Si tratta del medesimo iter argomentativo che aveva caratterizzato una precedente pronuncia del tribunale di Latina (sentenza 7 giugno 2001): in quel caso il giudice aveva disposto il sequestro preventivo di un sito avente contenuto palesemente osceno e offensivo della pubblica decenza, in applicazione dell'articolo 2 del Rdlgs 561/1946, norma ritenuta applicabile proprio sul presupposto dell'operatività dell'articolo 1 della legge 62/2001, e della conseguente estensione al prodotto editoriale on line della disciplina riservata alla stampa sotto il profilo della sequestrabilità.

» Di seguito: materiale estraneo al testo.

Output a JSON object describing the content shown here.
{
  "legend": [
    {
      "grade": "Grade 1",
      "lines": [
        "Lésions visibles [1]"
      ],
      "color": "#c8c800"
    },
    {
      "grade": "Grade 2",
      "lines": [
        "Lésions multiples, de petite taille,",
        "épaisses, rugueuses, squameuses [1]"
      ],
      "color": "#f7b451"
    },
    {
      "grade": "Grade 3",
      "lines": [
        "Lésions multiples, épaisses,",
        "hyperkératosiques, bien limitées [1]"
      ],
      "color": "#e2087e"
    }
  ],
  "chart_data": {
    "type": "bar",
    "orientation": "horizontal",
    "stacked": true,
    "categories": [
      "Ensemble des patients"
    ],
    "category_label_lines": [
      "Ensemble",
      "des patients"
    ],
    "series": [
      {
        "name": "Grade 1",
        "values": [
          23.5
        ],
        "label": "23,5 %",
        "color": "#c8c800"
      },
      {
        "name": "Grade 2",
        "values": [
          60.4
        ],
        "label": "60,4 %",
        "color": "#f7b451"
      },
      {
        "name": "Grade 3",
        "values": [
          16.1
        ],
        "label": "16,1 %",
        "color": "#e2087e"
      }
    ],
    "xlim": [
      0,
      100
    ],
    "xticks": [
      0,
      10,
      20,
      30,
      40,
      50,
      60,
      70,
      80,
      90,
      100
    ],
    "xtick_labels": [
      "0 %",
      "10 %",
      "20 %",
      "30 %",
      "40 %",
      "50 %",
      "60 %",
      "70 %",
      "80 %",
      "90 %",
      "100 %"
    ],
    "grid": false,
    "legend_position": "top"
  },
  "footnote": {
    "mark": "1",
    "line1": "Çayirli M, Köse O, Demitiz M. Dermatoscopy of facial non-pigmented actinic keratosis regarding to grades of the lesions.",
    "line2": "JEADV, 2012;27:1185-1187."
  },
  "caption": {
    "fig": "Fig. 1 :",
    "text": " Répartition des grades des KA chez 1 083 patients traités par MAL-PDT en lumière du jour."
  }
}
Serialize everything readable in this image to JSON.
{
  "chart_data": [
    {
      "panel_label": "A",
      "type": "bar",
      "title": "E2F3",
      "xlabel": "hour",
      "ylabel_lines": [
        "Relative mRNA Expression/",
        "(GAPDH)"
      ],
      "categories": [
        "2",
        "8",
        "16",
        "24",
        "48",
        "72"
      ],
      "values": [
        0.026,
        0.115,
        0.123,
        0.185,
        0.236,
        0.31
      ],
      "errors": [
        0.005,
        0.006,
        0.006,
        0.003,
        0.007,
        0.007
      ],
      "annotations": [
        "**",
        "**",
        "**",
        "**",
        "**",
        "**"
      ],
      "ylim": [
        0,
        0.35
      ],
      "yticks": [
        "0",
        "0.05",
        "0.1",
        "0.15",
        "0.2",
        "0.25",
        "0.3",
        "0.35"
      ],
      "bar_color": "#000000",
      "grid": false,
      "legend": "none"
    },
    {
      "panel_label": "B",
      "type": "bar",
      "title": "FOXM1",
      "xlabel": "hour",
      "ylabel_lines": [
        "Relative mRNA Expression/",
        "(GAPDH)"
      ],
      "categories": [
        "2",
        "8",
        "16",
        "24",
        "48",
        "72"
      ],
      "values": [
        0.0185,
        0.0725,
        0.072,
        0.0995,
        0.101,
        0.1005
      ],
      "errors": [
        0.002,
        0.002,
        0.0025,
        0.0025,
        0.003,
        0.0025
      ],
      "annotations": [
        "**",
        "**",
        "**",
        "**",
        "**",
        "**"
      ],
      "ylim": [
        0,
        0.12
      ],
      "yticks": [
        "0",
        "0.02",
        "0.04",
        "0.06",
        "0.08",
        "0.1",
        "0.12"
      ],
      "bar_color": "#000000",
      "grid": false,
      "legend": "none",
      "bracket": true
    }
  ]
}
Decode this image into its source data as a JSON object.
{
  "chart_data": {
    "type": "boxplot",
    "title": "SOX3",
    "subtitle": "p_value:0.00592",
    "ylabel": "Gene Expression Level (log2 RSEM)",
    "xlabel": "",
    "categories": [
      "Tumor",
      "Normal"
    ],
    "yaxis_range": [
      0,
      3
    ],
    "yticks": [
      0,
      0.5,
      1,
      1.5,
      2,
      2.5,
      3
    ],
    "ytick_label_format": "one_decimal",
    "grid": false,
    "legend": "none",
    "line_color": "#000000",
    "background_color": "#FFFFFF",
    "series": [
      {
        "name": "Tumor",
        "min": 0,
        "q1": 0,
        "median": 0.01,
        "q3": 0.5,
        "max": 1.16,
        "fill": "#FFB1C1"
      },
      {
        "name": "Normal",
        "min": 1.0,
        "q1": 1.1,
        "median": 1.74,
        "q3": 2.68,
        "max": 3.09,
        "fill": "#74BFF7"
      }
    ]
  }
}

Problemi applicativi - Se la legge del 2001 ha consentito di superare le incertezze precedentemente manifestate sia in dottrina che in giurisprudenza sul trattamento normativo dei siti di informazione giornalistica professionale, restano sospese una serie di questioni la cui soluzione è oggi affidata all'interprete, in attesa di un intervento legislativo chiarificatore. Il dubbio più ricorrente fin dalla prima applicazione della nuova legge, ha riguardato la sorte dei numerosissimi siti di informazione non professionale o amatoriale, che, in quanto «destinati alla pubblicazione», rientrerebbero nel campo di applicazione della legge. Infatti, in assenza di criteri certi per l'identificazione della «testata giornalistica telematica» e secondo il tenore letterale della norma, anche i siti di informazione spontanea, aggiornati con periodicità regolare, dovrebbero essere sottoposti agli obblighi previsti dagli articoli 2, commi 2, 3 e 5 della legge sulla stampa. È evidente che, in esito a un'interpretazione di tal fatta, la maggior parte dei siti amatoriali (certamente impossibilitati a sostenere i costi della presenza di un direttore responsabile iscritto all'albo) sarebbero costretti all'auto-oscuramento per non incorrere nell'ipotesi di «stampa clandestina» punita ai sensi dell'articolo 16 della legge 47/1948.
Nel silenzio del legislatore sul punto, il buon senso imporrebbe di escludere l'obbligo di registrazione per i siti in questione, come più o meno tutti i commentatori hanno evidenziato fin da subito: soluzione forse poco aderente alla lettera della legge, ma sicuramente più in linea con la peculiarità dell'universo internet.